Countries with a large labour force may not necessarily mean that it
is doing well economically. This is because the efficiency and
productivity of labour in the country may not be high. Efficiency and
productivity of labour refers to a country producing the maximum
amount of output (consumer goods or producer goods) using all the
possible input (resources) at a fast rate. OR Labour productivity is the
quantity of output per time spent or numbers employed. Could be measured in, for
example, Singapore dollars per hour.

A country may have the resources and labour force to produce a certain amount of
goods, but it can choose not to produce lesser of a good than what it actually can. This
leads to factors that affect a country’s efficiency of labour.

The factors include the number of participating labour force (people who are
employed and paid for their work), wealth of a country, government incentives,
natural disasters, literacy rate, culture and mobility of labour. Government incentives
motivate workers to work harder thus increasing productivity and efficiency.
Mobility of labour has various meanings, a few of which are, freedom of workers to
practice their occupation wherever opportunity exists to the extent where workers are
able to or willing to move between different jobs, occupations and geographical areas,
flexibility of trade between countries.

Mobility of labour allows the participating labour force to be open to wider


opportunities and job prospects.

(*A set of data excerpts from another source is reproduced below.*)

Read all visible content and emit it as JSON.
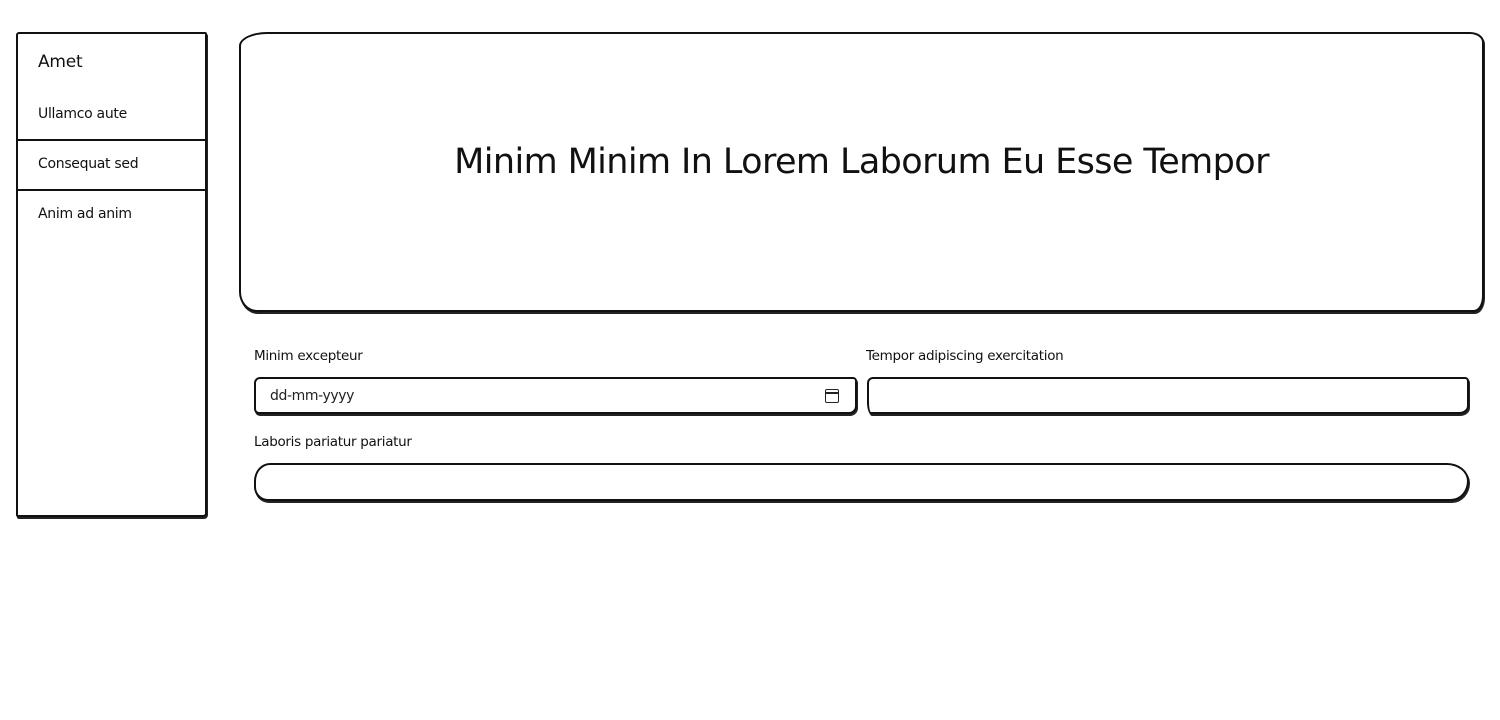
{
  "sidebar": {
    "title": "Amet",
    "items": [
      {
        "label": "Ullamco aute"
      },
      {
        "label": "Consequat sed"
      },
      {
        "label": "Anim ad anim"
      }
    ]
  },
  "hero": {
    "title": "Minim Minim In Lorem Laborum Eu Esse Tempor"
  },
  "form": {
    "field1": {
      "label": "Minim excepteur",
      "placeholder": "dd-mm-yyyy",
      "value": ""
    },
    "field2": {
      "label": "Tempor adipiscing exercitation",
      "value": ""
    },
    "field3": {
      "label": "Laboris pariatur pariatur",
      "value": ""
    }
  },
  "icons": {
    "date_picker": "calendar-icon"
  },
  "colors": {
    "border": "#111111",
    "background": "#ffffff",
    "text": "#111111"
  }
}
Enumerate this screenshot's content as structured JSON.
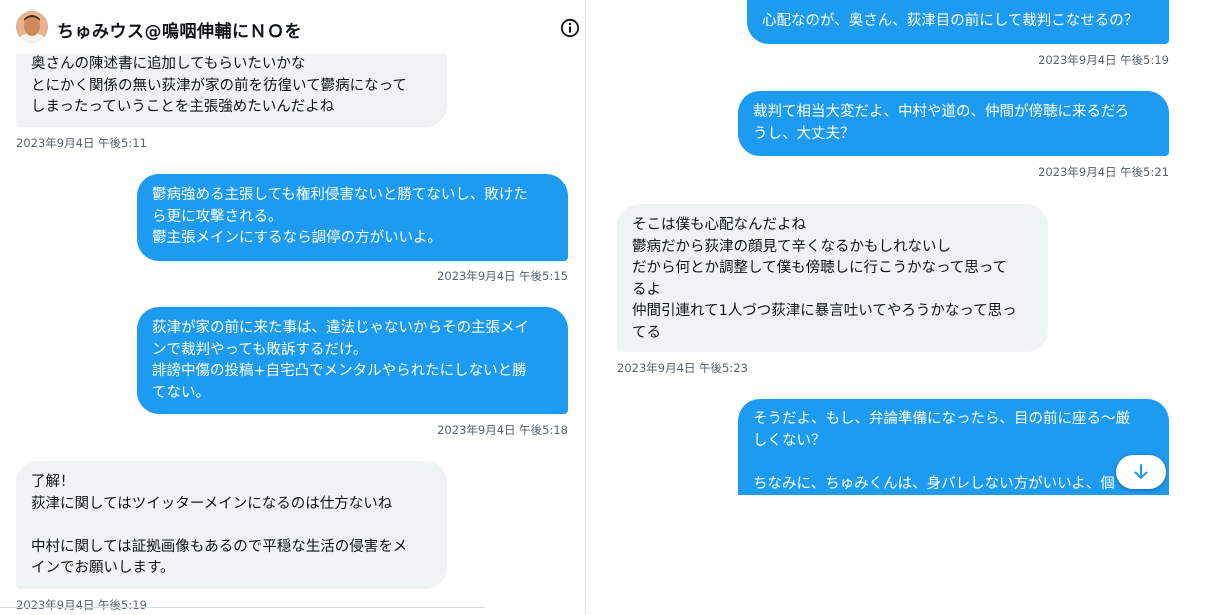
{
  "left": {
    "header": {
      "name": "ちゅみウス@嗚咽伸輔にＮＯを"
    },
    "messages": [
      {
        "text": "奥さんの陳述書に追加してもらいたいかな\nとにかく関係の無い荻津が家の前を彷徨いて鬱病になって\nしまったっていうことを主張強めたいんだよね",
        "time": "2023年9月4日 午後5:11"
      },
      {
        "text": "鬱病強める主張しても権利侵害ないと勝てないし、敗けた\nら更に攻撃される。\n鬱主張メインにするなら調停の方がいいよ。",
        "time": "2023年9月4日 午後5:15"
      },
      {
        "text": "荻津が家の前に来た事は、違法じゃないからその主張メイ\nンで裁判やっても敗訴するだけ。\n誹謗中傷の投稿+自宅凸でメンタルやられたにしないと勝\nてない。",
        "time": "2023年9月4日 午後5:18"
      },
      {
        "text": "了解！\n荻津に関してはツイッターメインになるのは仕方ないね\n\n中村に関しては証拠画像もあるので平穏な生活の侵害をメ\nインでお願いします。",
        "time": "2023年9月4日 午後5:19"
      }
    ]
  },
  "right": {
    "messages": [
      {
        "text": "心配なのが、奥さん、荻津目の前にして裁判こなせるの？",
        "time": "2023年9月4日 午後5:19"
      },
      {
        "text": "裁判て相当大変だよ、中村や道の、仲間が傍聴に来るだろ\nうし、大丈夫？",
        "time": "2023年9月4日 午後5:21"
      },
      {
        "text": "そこは僕も心配なんだよね\n鬱病だから荻津の顔見て辛くなるかもしれないし\nだから何とか調整して僕も傍聴しに行こうかなって思って\nるよ\n仲間引連れて1人づつ荻津に暴言吐いてやろうかなって思っ\nてる",
        "time": "2023年9月4日 午後5:23"
      },
      {
        "text": "そうだよ、もし、弁論準備になったら、目の前に座る〜厳\nしくない？\n\nちなみに、ちゅみくんは、身バレしない方がいいよ、個"
      }
    ]
  },
  "icons": {
    "info": "info-icon",
    "scroll_down": "arrow-down-icon"
  },
  "colors": {
    "sent_bubble": "#1d9bf0",
    "received_bubble": "#eff3f4",
    "timestamp": "#536471"
  }
}
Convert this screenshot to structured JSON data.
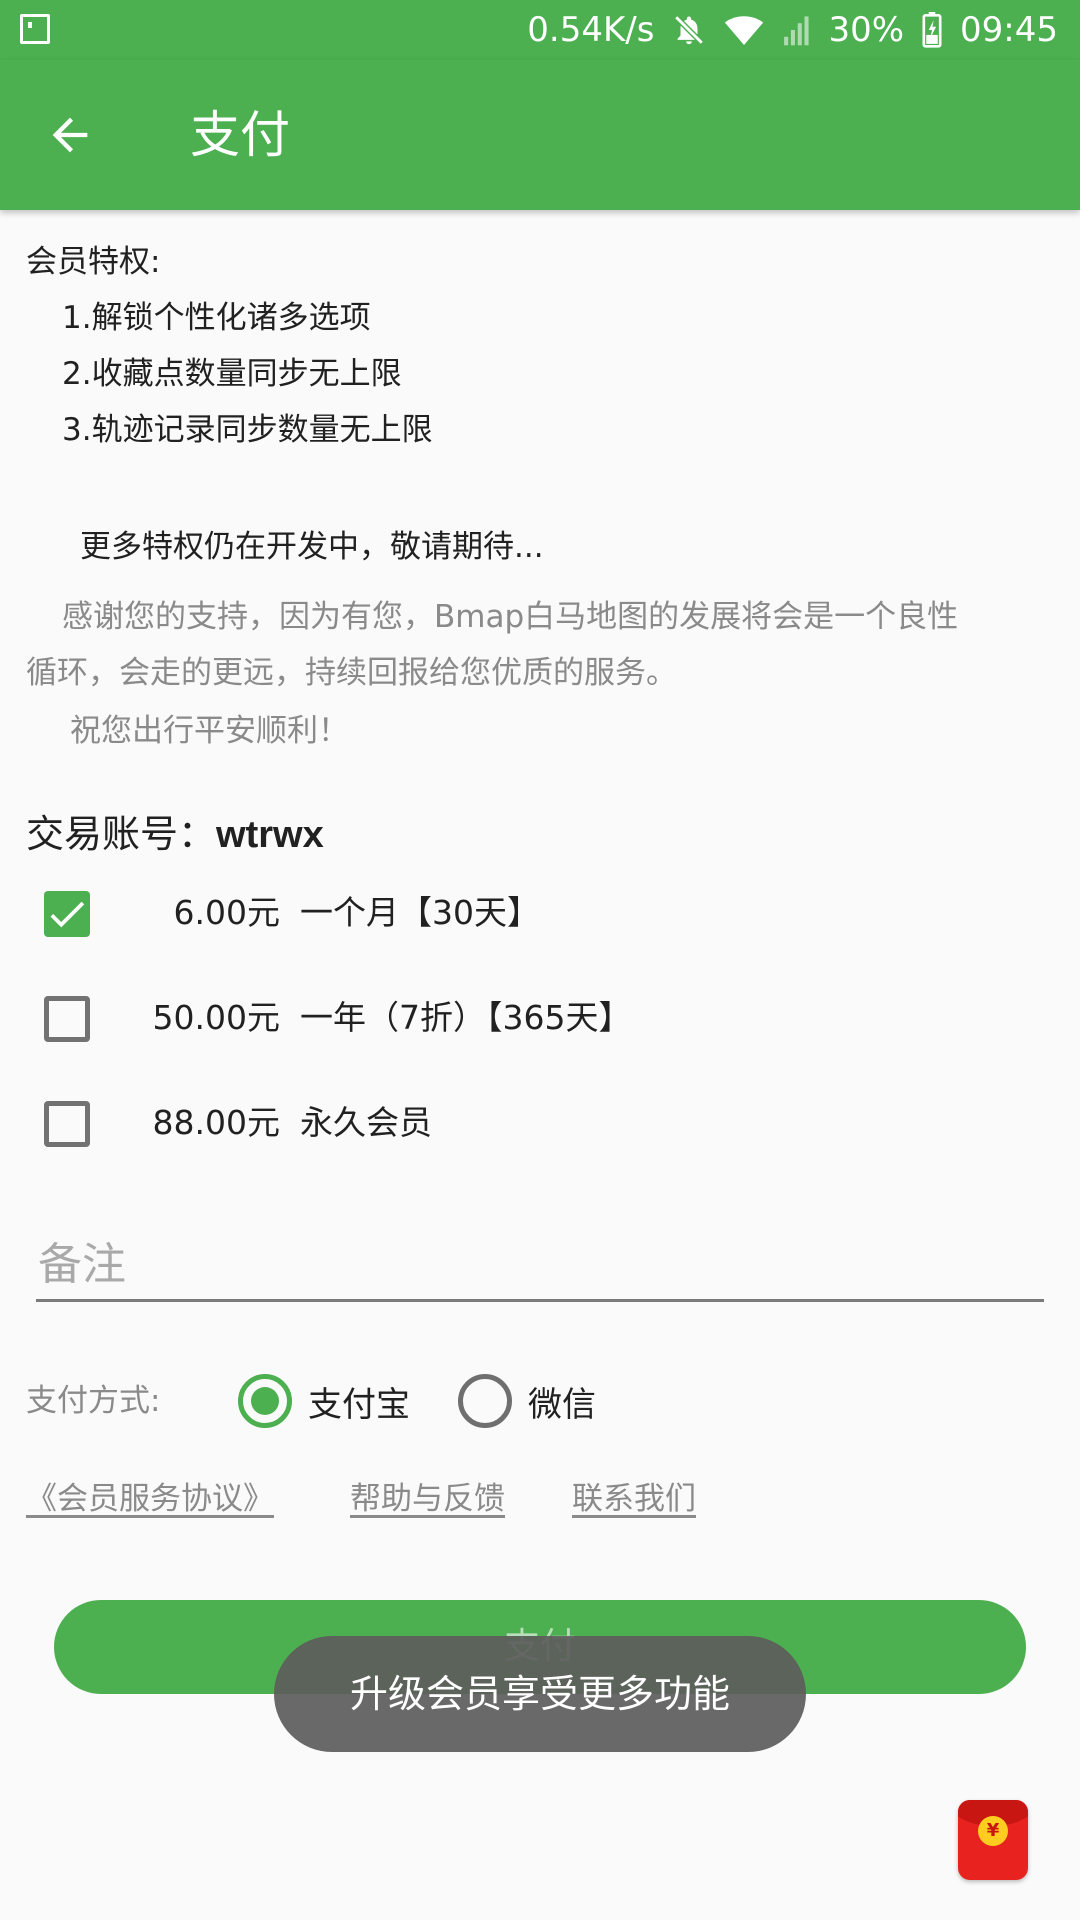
{
  "status_bar": {
    "network_speed": "0.54K/s",
    "battery": "30%",
    "time": "09:45",
    "icons": [
      "notification-icon",
      "mute-icon",
      "wifi-icon",
      "signal-icon",
      "battery-icon"
    ]
  },
  "app_bar": {
    "title": "支付",
    "back_icon": "arrow-left-icon"
  },
  "benefits": {
    "heading": "会员特权:",
    "items": [
      "1.解锁个性化诸多选项",
      "2.收藏点数量同步无上限",
      "3.轨迹记录同步数量无上限"
    ],
    "more_note": "更多特权仍在开发中，敬请期待...",
    "thanks_line1": "感谢您的支持，因为有您，Bmap白马地图的发展将会是一个良性",
    "thanks_line2": "循环，会走的更远，持续回报给您优质的服务。",
    "wish": "祝您出行平安顺利！"
  },
  "account": {
    "label": "交易账号：",
    "value": "wtrwx"
  },
  "plans": [
    {
      "price": "6.00元",
      "desc": "一个月【30天】",
      "checked": true
    },
    {
      "price": "50.00元",
      "desc": "一年（7折）【365天】",
      "checked": false
    },
    {
      "price": "88.00元",
      "desc": "永久会员",
      "checked": false
    }
  ],
  "remark": {
    "placeholder": "备注",
    "value": ""
  },
  "payment": {
    "label": "支付方式:",
    "options": [
      {
        "label": "支付宝",
        "selected": true
      },
      {
        "label": "微信",
        "selected": false
      }
    ]
  },
  "links": {
    "agreement": "《会员服务协议》",
    "help": "帮助与反馈",
    "contact": "联系我们"
  },
  "pay_button": {
    "label": "支付"
  },
  "toast": {
    "message": "升级会员享受更多功能"
  },
  "red_packet": {
    "icon": "red-packet-icon",
    "symbol": "¥"
  },
  "colors": {
    "primary": "#4caf50",
    "toast_bg": "#5c5c5c",
    "red_packet": "#e8231f"
  }
}
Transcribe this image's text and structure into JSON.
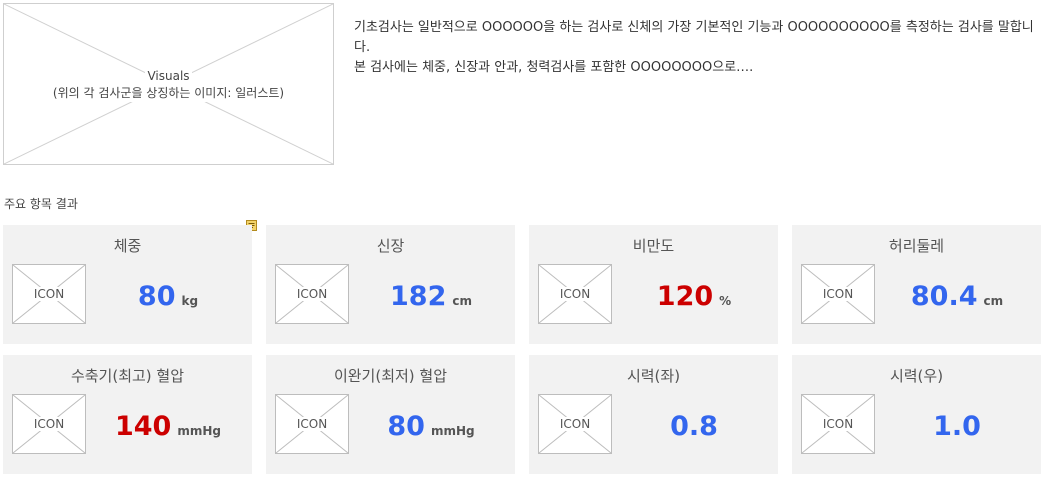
{
  "visual": {
    "line1": "Visuals",
    "line2": "(위의 각 검사군을 상징하는 이미지: 일러스트)"
  },
  "intro": {
    "line1": "기초검사는 일반적으로 OOOOOO을 하는 검사로 신체의 가장 기본적인 기능과 OOOOOOOOOO를 측정하는 검사를 말합니다.",
    "line2": "본 검사에는 체중, 신장과 안과, 청력검사를 포함한 OOOOOOOO으로…."
  },
  "section": {
    "title": "주요 항목 결과"
  },
  "icon_label": "ICON",
  "note_icon": "note-icon",
  "colors": {
    "normal": "#3366ee",
    "alert": "#cc0000",
    "card_bg": "#f2f2f2"
  },
  "cards": [
    {
      "title": "체중",
      "value": "80",
      "unit": "kg",
      "status": "normal"
    },
    {
      "title": "신장",
      "value": "182",
      "unit": "cm",
      "status": "normal"
    },
    {
      "title": "비만도",
      "value": "120",
      "unit": "%",
      "status": "alert"
    },
    {
      "title": "허리둘레",
      "value": "80.4",
      "unit": "cm",
      "status": "normal"
    },
    {
      "title": "수축기(최고) 혈압",
      "value": "140",
      "unit": "mmHg",
      "status": "alert"
    },
    {
      "title": "이완기(최저) 혈압",
      "value": "80",
      "unit": "mmHg",
      "status": "normal"
    },
    {
      "title": "시력(좌)",
      "value": "0.8",
      "unit": "",
      "status": "normal"
    },
    {
      "title": "시력(우)",
      "value": "1.0",
      "unit": "",
      "status": "normal"
    }
  ]
}
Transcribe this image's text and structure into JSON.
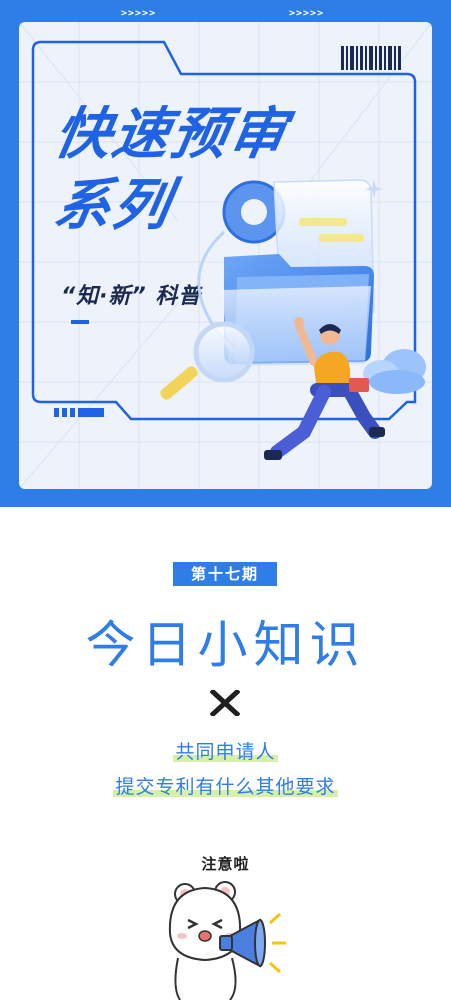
{
  "banner": {
    "arrows_left": ">>>>>",
    "arrows_right": ">>>>>",
    "title_line1": "快速预审",
    "title_line2": "系列",
    "subtitle_open_quote": "“",
    "subtitle_quoted": "知·新",
    "subtitle_close_quote": "”",
    "subtitle_rest": "科普",
    "colors": {
      "frame": "#2f7de6",
      "title": "#1f63e4",
      "panel": "#eef3fb"
    }
  },
  "article": {
    "issue_badge": "第十七期",
    "headline": "今日小知识",
    "line1": "共同申请人",
    "line2": "提交专利有什么其他要求",
    "notice": "注意啦",
    "colors": {
      "accent": "#2f7de6",
      "highlight": "#d6f0a8"
    }
  },
  "icons": [
    "barcode-icon",
    "magnifier-icon",
    "folder-icon",
    "cloud-icon",
    "x-mark-icon",
    "bear-mascot-icon",
    "megaphone-icon"
  ]
}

Such as trade relations with other countries can create
a need for a certain type or product to be produce, this would increase productivity of
labour.

Division of labour or also known as specialization is the


specialization of cooperative labour in specific, circumscribed tasks
and roles intended to increase productivity of labour.

Through division of labour, each worker in a firm or company can concentrate on


what they are good at and build up their expertise, becoming specialists. Specialist
workers become quicker at producing goods increasing productivity of labour as the
production per good becomes cheaper because of this, increasing profits.

Although it may increase productivity, it is risky because if a country relies only


focuses on one production area, when the product is not demanded, the country’s
economy may fall, due to little diversification. Also, workers may be less motivated to
do work as there is no variety in jobs. The economy of the country may suffer if the
sectors of a country are not diversified when the specialised sector fails.